Sermons

Summary: We all deal with chave in every portion of life except at church. God wants church to be a place of change, A place that lives are changed. However, we mucs be changed first.

Can you spare some Change?

Acts 9:1-16

There was an old farmer claimed that he could command his mule with nothing more than a few soft words, no whips or prods necessary. She would respond, he claimed, with nothing more than gently spoken commands. So his friend down at the feed store asked for a demonstration. “Prove to me that your old mule will respond with nothing more than gentle language.” Out in the field they went the farmer, his friend, and the mule.
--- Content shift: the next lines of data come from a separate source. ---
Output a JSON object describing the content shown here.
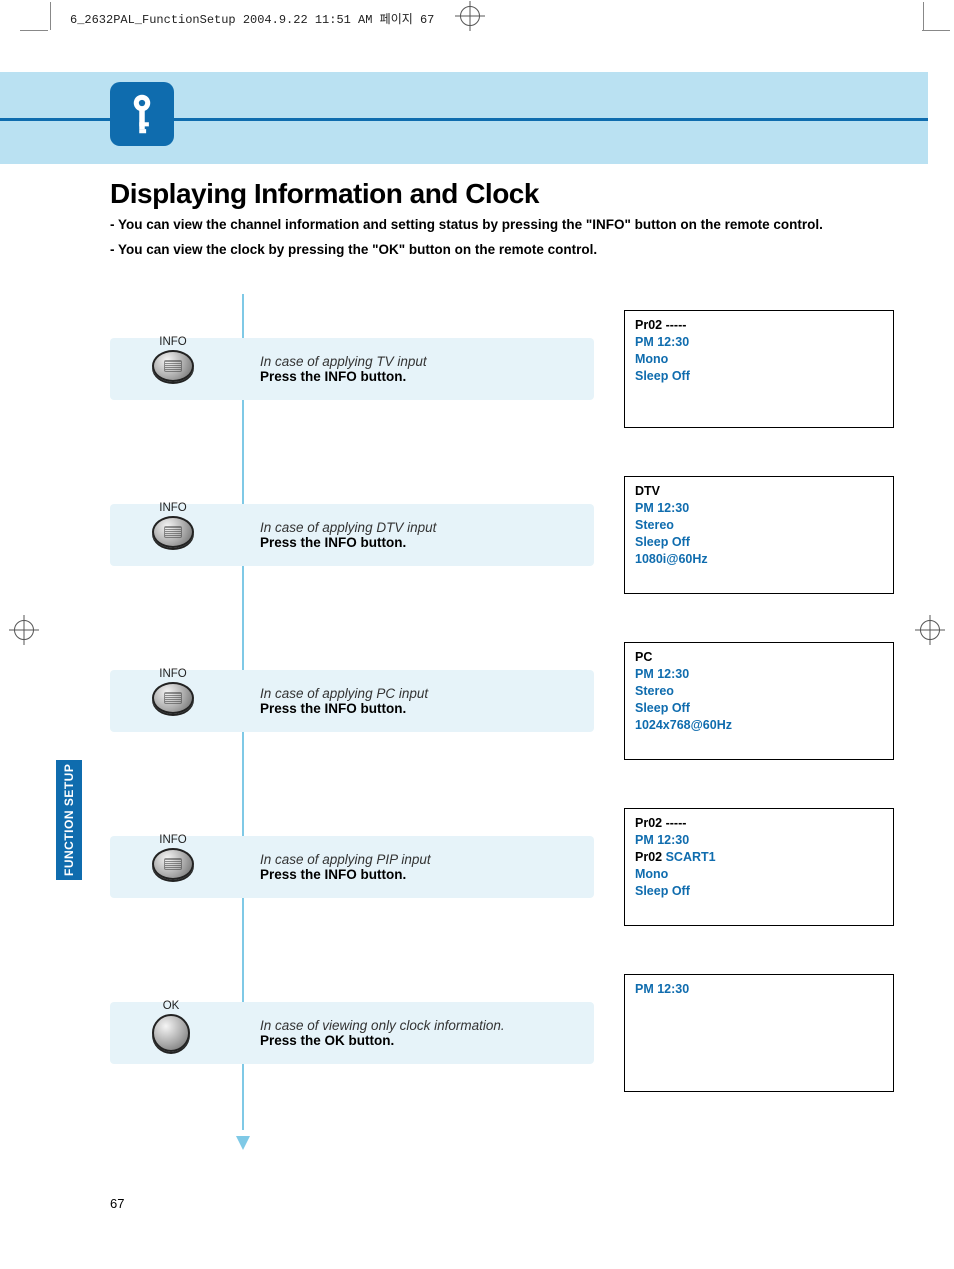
{
  "print_header": "6_2632PAL_FunctionSetup  2004.9.22  11:51 AM  페이지 67",
  "colors": {
    "accent": "#0f6cae",
    "light_band": "#bae1f2",
    "row_bg": "#e6f3f9",
    "arrow": "#7fc9e6",
    "text_blue": "#0f6cae"
  },
  "header": {
    "title": "Displaying Information and Clock",
    "sub1": "- You can view the channel information and setting status by pressing the \"INFO\" button on the remote control.",
    "sub2": "- You can view the clock by pressing the \"OK\" button on the remote control."
  },
  "side_tab": "FUNCTION SETUP",
  "page_number": "67",
  "rows": [
    {
      "button_label": "INFO",
      "button_type": "info",
      "desc_italic": "In case of applying TV input",
      "desc_bold": "Press the INFO button.",
      "display": [
        {
          "type": "black",
          "text": "Pr02  -----"
        },
        {
          "type": "blue",
          "text": "PM 12:30"
        },
        {
          "type": "blue",
          "text": "Mono"
        },
        {
          "type": "blue",
          "text": "Sleep Off"
        }
      ]
    },
    {
      "button_label": "INFO",
      "button_type": "info",
      "desc_italic": "In case of applying DTV input",
      "desc_bold": "Press the INFO button.",
      "display": [
        {
          "type": "black",
          "text": "DTV"
        },
        {
          "type": "blue",
          "text": "PM 12:30"
        },
        {
          "type": "blue",
          "text": "Stereo"
        },
        {
          "type": "blue",
          "text": "Sleep Off"
        },
        {
          "type": "blue",
          "text": "1080i@60Hz"
        }
      ]
    },
    {
      "button_label": "INFO",
      "button_type": "info",
      "desc_italic": "In case of applying PC input",
      "desc_bold": "Press the INFO button.",
      "display": [
        {
          "type": "black",
          "text": "PC"
        },
        {
          "type": "blue",
          "text": "PM 12:30"
        },
        {
          "type": "blue",
          "text": "Stereo"
        },
        {
          "type": "blue",
          "text": "Sleep Off"
        },
        {
          "type": "blue",
          "text": "1024x768@60Hz"
        }
      ]
    },
    {
      "button_label": "INFO",
      "button_type": "info",
      "desc_italic": "In case of applying PIP input",
      "desc_bold": "Press the INFO button.",
      "display": [
        {
          "type": "black",
          "text": "Pr02  -----"
        },
        {
          "type": "blue",
          "text": "PM 12:30"
        },
        {
          "type": "mix",
          "black": "Pr02  ",
          "blue": "SCART1"
        },
        {
          "type": "blue",
          "text": "Mono"
        },
        {
          "type": "blue",
          "text": "Sleep Off"
        }
      ]
    },
    {
      "button_label": "OK",
      "button_type": "ok",
      "desc_italic": "In case of viewing only clock information.",
      "desc_bold": "Press the OK button.",
      "display": [
        {
          "type": "blue",
          "text": "PM 12:30"
        }
      ]
    }
  ]
}
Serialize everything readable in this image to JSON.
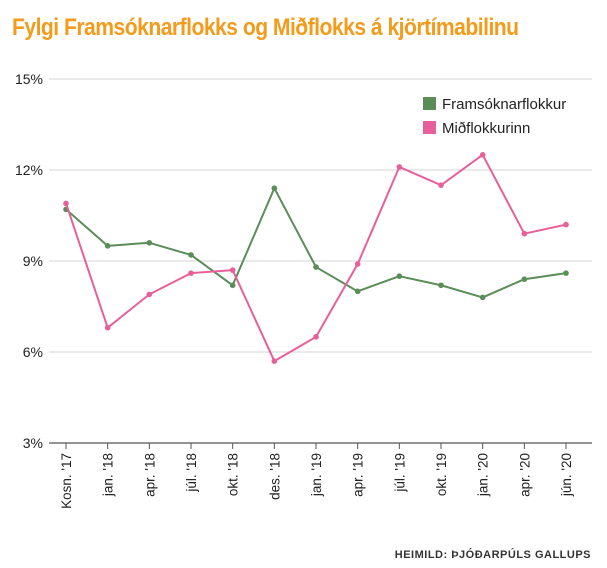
{
  "colors": {
    "title": "#f39b1b",
    "grid": "#d5d5d5",
    "axis": "#555555"
  },
  "chart_data": {
    "type": "line",
    "title": "Fylgi Framsóknarflokks og Miðflokks á kjörtímabilinu",
    "categories": [
      "Kosn. '17",
      "jan. '18",
      "apr. '18",
      "júl. '18",
      "okt. '18",
      "des. '18",
      "jan. '19",
      "apr. '19",
      "júl. '19",
      "okt. '19",
      "jan. '20",
      "apr. '20",
      "jún. '20"
    ],
    "y_ticks": [
      "3%",
      "6%",
      "9%",
      "12%",
      "15%"
    ],
    "ylim": [
      3,
      15
    ],
    "grid": true,
    "legend_position": "top-right",
    "series": [
      {
        "name": "Framsóknarflokkur",
        "color": "#5a8d58",
        "values": [
          10.7,
          9.5,
          9.6,
          9.2,
          8.2,
          11.4,
          8.8,
          8.0,
          8.5,
          8.2,
          7.8,
          8.4,
          8.6
        ]
      },
      {
        "name": "Miðflokkurinn",
        "color": "#e8609a",
        "values": [
          10.9,
          6.8,
          7.9,
          8.6,
          8.7,
          5.7,
          6.5,
          8.9,
          12.1,
          11.5,
          12.5,
          9.9,
          10.2
        ]
      }
    ],
    "source": "HEIMILD: ÞJÓÐARPÚLS GALLUPS"
  }
}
As the friend watched, first in awe and then in horror, the farmer took a huge piece of lumber, a two-by-four about six feet long, and swung it with all his might, hitting the mule on one ear! When the animal stopped braying and bellowing and prancing around, the farmer then said, quietly, “Come here” and the mule came. “Sit”, and the whimpering creature sat. “Back up”, and she backed into the harnesses of a waiting plow and waited calmly for him to hook up. “You see? She’ll respond to a simple voice command”. However, his friend objected, “Whatever are you talking about? You said all you had to do was talk to her, but you hit her with this huge two-by-four! What do you mean, you just command her with words! That’s not what I saw!” “Oh, that,” said the farmer. “Well, first I do have to get her attention!”

It seems to me that God often uses the proverbial two-by-four to get our attention, because without it we would not listen. Without getting our attention in some way we will never follow or respond to his soft words. So, God has to do something dramatic, frequently, because we just do not notice that He is calling us. He is calling us to do something. He is calling us out of our stubbornness (possibility mulish stubbornness) and is summoning us to make a change.
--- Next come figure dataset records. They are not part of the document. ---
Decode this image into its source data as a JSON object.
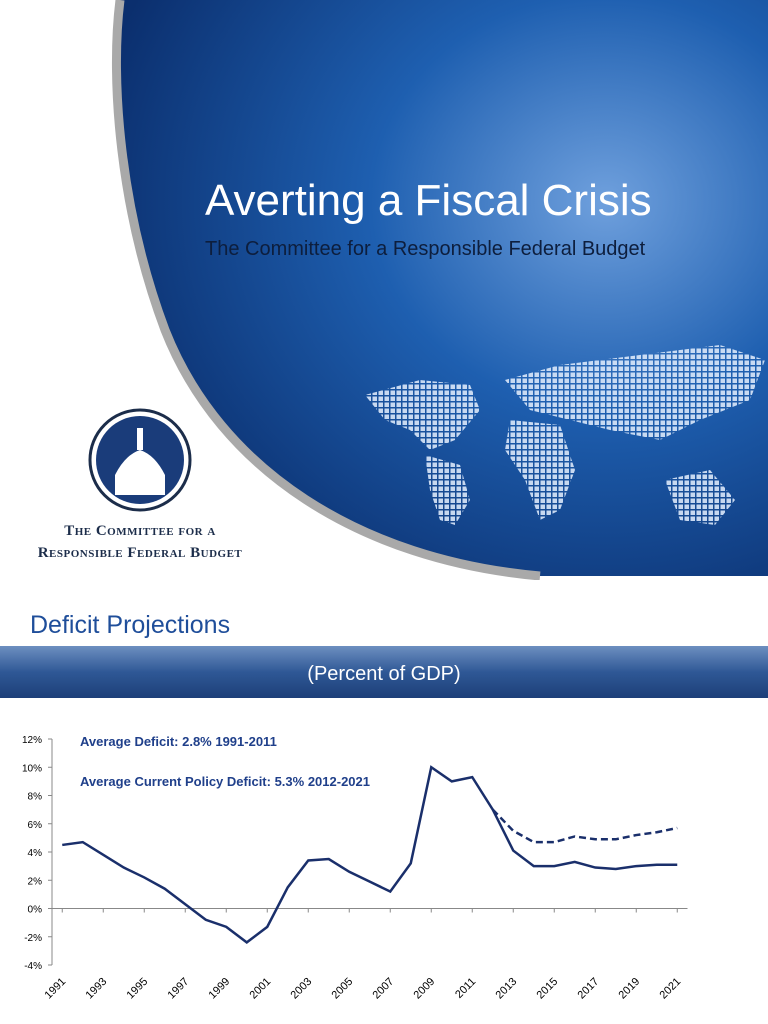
{
  "slide1": {
    "title": "Averting a Fiscal Crisis",
    "subtitle": "The Committee for a Responsible Federal Budget",
    "logo_line1": "The Committee for a",
    "logo_line2": "Responsible Federal Budget"
  },
  "slide2": {
    "heading": "Deficit Projections",
    "banner": "(Percent of GDP)"
  },
  "chart_data": {
    "type": "line",
    "annotations": [
      "Average Deficit: 2.8% 1991-2011",
      "Average Current Policy Deficit: 5.3% 2012-2021"
    ],
    "x": [
      1991,
      1992,
      1993,
      1994,
      1995,
      1996,
      1997,
      1998,
      1999,
      2000,
      2001,
      2002,
      2003,
      2004,
      2005,
      2006,
      2007,
      2008,
      2009,
      2010,
      2011,
      2012,
      2013,
      2014,
      2015,
      2016,
      2017,
      2018,
      2019,
      2020,
      2021
    ],
    "series": [
      {
        "color": "#1a2f6b",
        "dash": false,
        "values": [
          4.5,
          4.7,
          3.8,
          2.9,
          2.2,
          1.4,
          0.3,
          -0.8,
          -1.3,
          -2.4,
          -1.3,
          1.5,
          3.4,
          3.5,
          2.6,
          1.9,
          1.2,
          3.2,
          10.0,
          9.0,
          9.3,
          7.0,
          4.1,
          3.0,
          3.0,
          3.3,
          2.9,
          2.8,
          3.0,
          3.1,
          3.1
        ]
      },
      {
        "color": "#1a2f6b",
        "dash": true,
        "values": [
          null,
          null,
          null,
          null,
          null,
          null,
          null,
          null,
          null,
          null,
          null,
          null,
          null,
          null,
          null,
          null,
          null,
          null,
          null,
          null,
          null,
          7.0,
          5.5,
          4.7,
          4.7,
          5.1,
          4.9,
          4.9,
          5.2,
          5.4,
          5.7
        ]
      }
    ],
    "xlim": [
      1990.5,
      2021.5
    ],
    "xticks": [
      1991,
      1993,
      1995,
      1997,
      1999,
      2001,
      2003,
      2005,
      2007,
      2009,
      2011,
      2013,
      2015,
      2017,
      2019,
      2021
    ],
    "ylim": [
      -4,
      12
    ],
    "yticks": [
      {
        "value": -4,
        "label": "-4%"
      },
      {
        "value": -2,
        "label": "-2%"
      },
      {
        "value": 0,
        "label": "0%"
      },
      {
        "value": 2,
        "label": "2%"
      },
      {
        "value": 4,
        "label": "4%"
      },
      {
        "value": 6,
        "label": "6%"
      },
      {
        "value": 8,
        "label": "8%"
      },
      {
        "value": 10,
        "label": "10%"
      },
      {
        "value": 12,
        "label": "12%"
      }
    ],
    "grid": false
  }
}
God wants the church to be a place where lives change; He wants his children to go from worldly priorities to kingdom priorities. He wants people to find comfort and peace because they meet our savior and can relax because they receive the promises. He wants to change all the people of this world.
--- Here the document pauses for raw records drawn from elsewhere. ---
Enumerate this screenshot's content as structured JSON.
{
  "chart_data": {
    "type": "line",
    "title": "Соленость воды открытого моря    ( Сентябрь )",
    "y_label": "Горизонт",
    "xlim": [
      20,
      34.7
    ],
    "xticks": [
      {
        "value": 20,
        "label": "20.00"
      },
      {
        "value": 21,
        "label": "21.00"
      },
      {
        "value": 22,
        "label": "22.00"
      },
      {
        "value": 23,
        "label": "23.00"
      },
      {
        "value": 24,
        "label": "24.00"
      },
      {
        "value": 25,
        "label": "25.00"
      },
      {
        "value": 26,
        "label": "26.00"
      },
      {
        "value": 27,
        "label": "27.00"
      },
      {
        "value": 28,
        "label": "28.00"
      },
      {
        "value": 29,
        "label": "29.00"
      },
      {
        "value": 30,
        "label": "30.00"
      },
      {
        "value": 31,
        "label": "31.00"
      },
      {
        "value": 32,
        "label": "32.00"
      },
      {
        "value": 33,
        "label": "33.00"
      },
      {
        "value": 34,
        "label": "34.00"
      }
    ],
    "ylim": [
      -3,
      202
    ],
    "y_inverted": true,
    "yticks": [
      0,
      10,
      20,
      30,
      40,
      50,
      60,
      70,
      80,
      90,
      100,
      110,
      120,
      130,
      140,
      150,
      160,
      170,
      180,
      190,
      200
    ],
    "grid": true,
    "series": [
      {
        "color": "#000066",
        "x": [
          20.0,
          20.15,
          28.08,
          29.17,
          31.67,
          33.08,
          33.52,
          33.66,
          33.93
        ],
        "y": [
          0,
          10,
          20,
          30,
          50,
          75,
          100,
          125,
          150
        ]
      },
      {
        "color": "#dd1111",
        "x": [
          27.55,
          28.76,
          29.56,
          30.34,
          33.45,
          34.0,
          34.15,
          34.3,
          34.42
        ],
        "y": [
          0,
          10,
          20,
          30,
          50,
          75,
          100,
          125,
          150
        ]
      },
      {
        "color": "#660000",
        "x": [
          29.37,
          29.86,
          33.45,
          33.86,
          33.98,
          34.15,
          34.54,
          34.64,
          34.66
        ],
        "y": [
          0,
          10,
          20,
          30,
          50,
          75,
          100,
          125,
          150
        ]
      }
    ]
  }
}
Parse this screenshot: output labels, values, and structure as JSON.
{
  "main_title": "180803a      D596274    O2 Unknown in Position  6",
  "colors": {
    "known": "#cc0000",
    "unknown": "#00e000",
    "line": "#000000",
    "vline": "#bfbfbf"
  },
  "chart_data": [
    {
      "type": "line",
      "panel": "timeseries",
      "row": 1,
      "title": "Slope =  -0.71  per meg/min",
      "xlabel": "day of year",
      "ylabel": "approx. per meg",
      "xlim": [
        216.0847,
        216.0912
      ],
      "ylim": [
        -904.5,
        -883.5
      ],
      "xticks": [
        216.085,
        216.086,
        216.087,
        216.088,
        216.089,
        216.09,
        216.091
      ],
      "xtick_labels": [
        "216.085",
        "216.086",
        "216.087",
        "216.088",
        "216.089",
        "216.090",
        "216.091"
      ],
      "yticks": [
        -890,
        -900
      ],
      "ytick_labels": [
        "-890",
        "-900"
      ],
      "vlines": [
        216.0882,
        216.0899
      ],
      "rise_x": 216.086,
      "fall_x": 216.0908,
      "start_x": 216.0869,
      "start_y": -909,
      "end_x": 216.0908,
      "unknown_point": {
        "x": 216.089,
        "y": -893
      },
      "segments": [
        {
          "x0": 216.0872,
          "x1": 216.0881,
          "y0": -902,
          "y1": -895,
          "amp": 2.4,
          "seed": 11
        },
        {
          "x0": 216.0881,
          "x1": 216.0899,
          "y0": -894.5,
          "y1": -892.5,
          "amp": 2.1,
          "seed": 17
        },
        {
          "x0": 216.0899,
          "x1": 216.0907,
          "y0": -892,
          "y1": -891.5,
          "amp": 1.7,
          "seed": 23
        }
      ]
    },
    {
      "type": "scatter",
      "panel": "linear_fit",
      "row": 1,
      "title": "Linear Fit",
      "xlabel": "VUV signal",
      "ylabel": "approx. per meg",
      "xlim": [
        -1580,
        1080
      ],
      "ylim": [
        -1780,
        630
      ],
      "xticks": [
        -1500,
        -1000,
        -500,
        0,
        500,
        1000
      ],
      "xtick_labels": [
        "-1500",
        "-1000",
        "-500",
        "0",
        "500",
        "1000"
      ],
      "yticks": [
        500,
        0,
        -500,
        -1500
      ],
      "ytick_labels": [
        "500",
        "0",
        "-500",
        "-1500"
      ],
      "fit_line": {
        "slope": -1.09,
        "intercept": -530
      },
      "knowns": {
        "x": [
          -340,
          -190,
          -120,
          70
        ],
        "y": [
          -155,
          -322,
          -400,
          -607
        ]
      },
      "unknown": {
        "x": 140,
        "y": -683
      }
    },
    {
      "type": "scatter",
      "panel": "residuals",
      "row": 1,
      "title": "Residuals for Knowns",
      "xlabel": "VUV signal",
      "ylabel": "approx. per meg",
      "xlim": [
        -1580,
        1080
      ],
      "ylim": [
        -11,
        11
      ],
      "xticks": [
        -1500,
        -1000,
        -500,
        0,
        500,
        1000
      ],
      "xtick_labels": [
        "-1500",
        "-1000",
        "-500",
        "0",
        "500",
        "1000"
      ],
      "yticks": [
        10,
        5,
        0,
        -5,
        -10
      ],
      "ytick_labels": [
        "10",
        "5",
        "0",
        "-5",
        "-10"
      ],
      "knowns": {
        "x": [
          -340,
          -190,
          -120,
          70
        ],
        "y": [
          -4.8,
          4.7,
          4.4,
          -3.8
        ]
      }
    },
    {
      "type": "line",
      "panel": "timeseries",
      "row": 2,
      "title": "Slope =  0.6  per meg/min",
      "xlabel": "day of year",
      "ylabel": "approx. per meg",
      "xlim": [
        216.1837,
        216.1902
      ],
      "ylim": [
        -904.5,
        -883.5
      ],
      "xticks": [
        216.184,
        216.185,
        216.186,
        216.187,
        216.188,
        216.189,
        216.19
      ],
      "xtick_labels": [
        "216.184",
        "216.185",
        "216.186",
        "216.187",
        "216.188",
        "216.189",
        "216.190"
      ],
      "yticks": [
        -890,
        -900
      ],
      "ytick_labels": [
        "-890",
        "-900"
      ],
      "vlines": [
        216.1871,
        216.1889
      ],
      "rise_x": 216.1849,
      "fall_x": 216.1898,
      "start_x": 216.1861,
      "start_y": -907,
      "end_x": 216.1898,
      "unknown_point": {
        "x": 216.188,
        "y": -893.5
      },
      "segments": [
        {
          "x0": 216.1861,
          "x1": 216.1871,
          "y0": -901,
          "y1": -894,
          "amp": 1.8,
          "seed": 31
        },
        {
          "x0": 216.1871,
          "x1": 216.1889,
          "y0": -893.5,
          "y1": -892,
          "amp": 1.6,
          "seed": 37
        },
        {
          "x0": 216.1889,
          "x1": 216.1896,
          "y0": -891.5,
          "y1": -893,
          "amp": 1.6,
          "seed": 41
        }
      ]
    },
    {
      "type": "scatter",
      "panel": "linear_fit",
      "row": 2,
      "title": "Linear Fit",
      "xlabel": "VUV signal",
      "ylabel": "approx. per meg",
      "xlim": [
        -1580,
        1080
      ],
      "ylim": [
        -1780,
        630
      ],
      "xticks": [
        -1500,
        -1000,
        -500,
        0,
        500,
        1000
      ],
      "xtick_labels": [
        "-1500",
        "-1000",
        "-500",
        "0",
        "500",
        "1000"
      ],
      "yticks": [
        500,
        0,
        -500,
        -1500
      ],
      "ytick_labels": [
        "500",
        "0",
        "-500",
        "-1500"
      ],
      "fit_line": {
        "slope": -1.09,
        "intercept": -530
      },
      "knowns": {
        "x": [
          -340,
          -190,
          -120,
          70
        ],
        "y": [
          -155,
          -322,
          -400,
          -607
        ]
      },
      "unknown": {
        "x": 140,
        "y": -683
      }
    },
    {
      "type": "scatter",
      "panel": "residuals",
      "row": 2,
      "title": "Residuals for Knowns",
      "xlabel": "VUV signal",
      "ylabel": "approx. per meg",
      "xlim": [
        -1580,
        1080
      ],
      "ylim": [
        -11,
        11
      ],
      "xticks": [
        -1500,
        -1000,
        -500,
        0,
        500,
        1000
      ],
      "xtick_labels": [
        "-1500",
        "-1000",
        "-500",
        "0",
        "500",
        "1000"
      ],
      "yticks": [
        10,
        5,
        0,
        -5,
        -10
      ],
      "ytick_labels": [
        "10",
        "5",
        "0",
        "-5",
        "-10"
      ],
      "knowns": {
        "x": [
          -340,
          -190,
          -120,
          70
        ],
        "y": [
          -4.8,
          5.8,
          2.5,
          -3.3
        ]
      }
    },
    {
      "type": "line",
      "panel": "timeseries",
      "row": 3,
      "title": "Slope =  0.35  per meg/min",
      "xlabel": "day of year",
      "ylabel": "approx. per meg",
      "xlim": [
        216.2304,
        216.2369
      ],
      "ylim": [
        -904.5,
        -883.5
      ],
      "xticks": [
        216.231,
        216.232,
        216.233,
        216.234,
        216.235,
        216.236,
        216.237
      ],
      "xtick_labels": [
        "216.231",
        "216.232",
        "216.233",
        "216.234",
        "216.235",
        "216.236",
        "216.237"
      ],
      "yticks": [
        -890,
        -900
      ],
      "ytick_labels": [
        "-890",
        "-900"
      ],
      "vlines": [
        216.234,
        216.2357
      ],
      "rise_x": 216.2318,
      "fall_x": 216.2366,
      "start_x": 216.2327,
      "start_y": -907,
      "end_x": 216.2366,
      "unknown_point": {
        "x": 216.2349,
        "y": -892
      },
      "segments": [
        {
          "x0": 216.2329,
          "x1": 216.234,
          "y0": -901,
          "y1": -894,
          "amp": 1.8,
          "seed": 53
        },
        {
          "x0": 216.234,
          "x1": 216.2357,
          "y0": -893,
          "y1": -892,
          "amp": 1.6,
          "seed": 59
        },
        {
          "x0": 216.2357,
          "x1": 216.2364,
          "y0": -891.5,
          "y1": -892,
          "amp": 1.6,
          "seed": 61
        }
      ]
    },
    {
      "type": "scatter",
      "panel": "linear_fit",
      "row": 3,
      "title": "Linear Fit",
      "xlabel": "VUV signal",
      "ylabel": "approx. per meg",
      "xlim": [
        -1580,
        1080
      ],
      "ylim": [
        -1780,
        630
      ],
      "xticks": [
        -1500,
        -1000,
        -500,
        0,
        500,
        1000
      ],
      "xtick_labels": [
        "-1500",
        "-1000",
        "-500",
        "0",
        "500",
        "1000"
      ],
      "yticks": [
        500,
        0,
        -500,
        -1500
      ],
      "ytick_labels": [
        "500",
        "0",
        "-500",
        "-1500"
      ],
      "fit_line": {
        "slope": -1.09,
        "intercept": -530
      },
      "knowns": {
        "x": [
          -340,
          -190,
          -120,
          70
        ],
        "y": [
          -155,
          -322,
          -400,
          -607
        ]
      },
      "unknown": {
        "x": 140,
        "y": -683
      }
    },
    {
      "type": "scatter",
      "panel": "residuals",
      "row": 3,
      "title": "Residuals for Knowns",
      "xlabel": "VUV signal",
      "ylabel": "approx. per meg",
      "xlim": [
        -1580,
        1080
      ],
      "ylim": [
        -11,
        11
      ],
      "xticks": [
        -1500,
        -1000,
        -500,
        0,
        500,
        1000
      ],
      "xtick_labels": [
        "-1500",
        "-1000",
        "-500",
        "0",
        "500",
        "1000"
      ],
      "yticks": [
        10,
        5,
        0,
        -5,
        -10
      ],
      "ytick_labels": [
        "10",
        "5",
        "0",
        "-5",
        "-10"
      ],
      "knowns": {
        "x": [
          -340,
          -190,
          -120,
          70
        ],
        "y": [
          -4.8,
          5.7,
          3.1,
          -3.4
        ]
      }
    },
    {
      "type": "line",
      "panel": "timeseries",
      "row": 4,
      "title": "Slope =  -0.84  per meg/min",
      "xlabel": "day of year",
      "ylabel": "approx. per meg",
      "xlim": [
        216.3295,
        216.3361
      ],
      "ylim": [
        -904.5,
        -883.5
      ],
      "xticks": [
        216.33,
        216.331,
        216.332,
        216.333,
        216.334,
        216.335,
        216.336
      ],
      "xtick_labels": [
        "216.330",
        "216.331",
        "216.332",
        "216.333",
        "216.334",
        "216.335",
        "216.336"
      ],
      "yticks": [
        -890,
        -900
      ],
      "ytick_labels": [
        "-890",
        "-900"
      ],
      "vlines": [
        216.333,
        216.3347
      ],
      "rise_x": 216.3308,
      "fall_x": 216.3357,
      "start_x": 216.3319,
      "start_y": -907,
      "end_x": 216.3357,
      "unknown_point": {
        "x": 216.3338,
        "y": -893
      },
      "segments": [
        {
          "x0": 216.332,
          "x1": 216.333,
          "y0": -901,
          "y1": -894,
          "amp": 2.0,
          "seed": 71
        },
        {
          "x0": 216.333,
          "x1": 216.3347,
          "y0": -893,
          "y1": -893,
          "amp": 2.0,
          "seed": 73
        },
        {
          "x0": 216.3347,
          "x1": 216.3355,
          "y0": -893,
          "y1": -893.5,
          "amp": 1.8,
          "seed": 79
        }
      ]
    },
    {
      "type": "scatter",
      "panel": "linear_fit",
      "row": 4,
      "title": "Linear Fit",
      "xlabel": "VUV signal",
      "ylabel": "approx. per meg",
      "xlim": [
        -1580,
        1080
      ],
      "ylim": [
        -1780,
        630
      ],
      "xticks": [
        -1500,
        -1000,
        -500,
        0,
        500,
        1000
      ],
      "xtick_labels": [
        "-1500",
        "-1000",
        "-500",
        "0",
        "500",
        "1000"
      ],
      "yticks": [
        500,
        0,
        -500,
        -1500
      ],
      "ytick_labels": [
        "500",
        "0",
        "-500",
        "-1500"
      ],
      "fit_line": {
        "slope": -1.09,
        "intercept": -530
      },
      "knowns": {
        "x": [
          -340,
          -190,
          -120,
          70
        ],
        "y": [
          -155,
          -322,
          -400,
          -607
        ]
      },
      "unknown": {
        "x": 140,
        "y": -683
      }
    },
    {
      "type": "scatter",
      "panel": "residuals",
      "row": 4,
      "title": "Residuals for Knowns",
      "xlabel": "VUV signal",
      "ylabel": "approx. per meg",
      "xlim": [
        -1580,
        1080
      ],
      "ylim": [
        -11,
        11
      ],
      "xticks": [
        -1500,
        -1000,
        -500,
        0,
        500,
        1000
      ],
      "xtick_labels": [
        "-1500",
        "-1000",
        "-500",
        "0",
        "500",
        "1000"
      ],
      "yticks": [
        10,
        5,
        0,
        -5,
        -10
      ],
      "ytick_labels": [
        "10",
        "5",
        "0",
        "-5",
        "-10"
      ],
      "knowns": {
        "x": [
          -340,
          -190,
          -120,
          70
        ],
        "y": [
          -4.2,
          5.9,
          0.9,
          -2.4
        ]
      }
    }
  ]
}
However, that won’t happen unless we already in the church are changed first.

I am afraid that we don’t notice God unless He gets the Two by four out. I guess we have too many distractions….our attention is drawn into the worldly problems and pleasures and we don’t hear the direction of our Lord. Some of us have to be hit hard to see what God is doing or asking for. Without the attention getter we often give go no attention or response at all.

Saul came in contact with God’s two-by-four in the form of a bright flash of light that most definitely got his attention. God’s wake-up call for Saul was a personal encounter out on the highway, a moment of truth that made Saul take notice and his life changed forever.

This morning I want us to consider how to be a place where lives change.

I was probably like most of you. I was a church kid. My family was at church almost every Sunday. We were not there for every event, not every time the doors were open, but we were faithful regulars.

Later, I had to make a decision to go to church. I did not know it was a calling. I just noticed a desire and after a period of time I acted on it. Then My family became church regulars. I was changed during this process. I never had the dramatic conversion that some people share. Sometimes I felt ashamed because my personal story seemed so boring. Church kid becomes a church adult. Blah… Blah … Blah

In our scripture today, Saul is a religious terrorist. He is so obsessed with these radical Jews, the ones that followed Jesus that he wanted to travel around and take them all as prisoners and bring them to Jerusalem for a “Trial.”

You know a Fair trial that ends by finding these blasphemers Guilty and sentenced to death.

Isn’t that an interesting description of his emotion….he is breathing out murderous threats… I can image a person that just looks angry. He talks to people and the only subject on his mind is the situation with the horrible people.

I have known some negative people. Some that spew poison about certain people or situations without even noticing what it does to them. We have seen people on TV, Eric Rudolph explaining the bombings. As far as they can see they are just stating the right thing.

Paul is exactly the same way. He is on the right side. He is a good Jew, trained n the law and more importantly a keeper of the law. He is zealous in his persecution of the followers of “the way.” He seems obsessed with the idea of wiping out this sect from the face of the earth.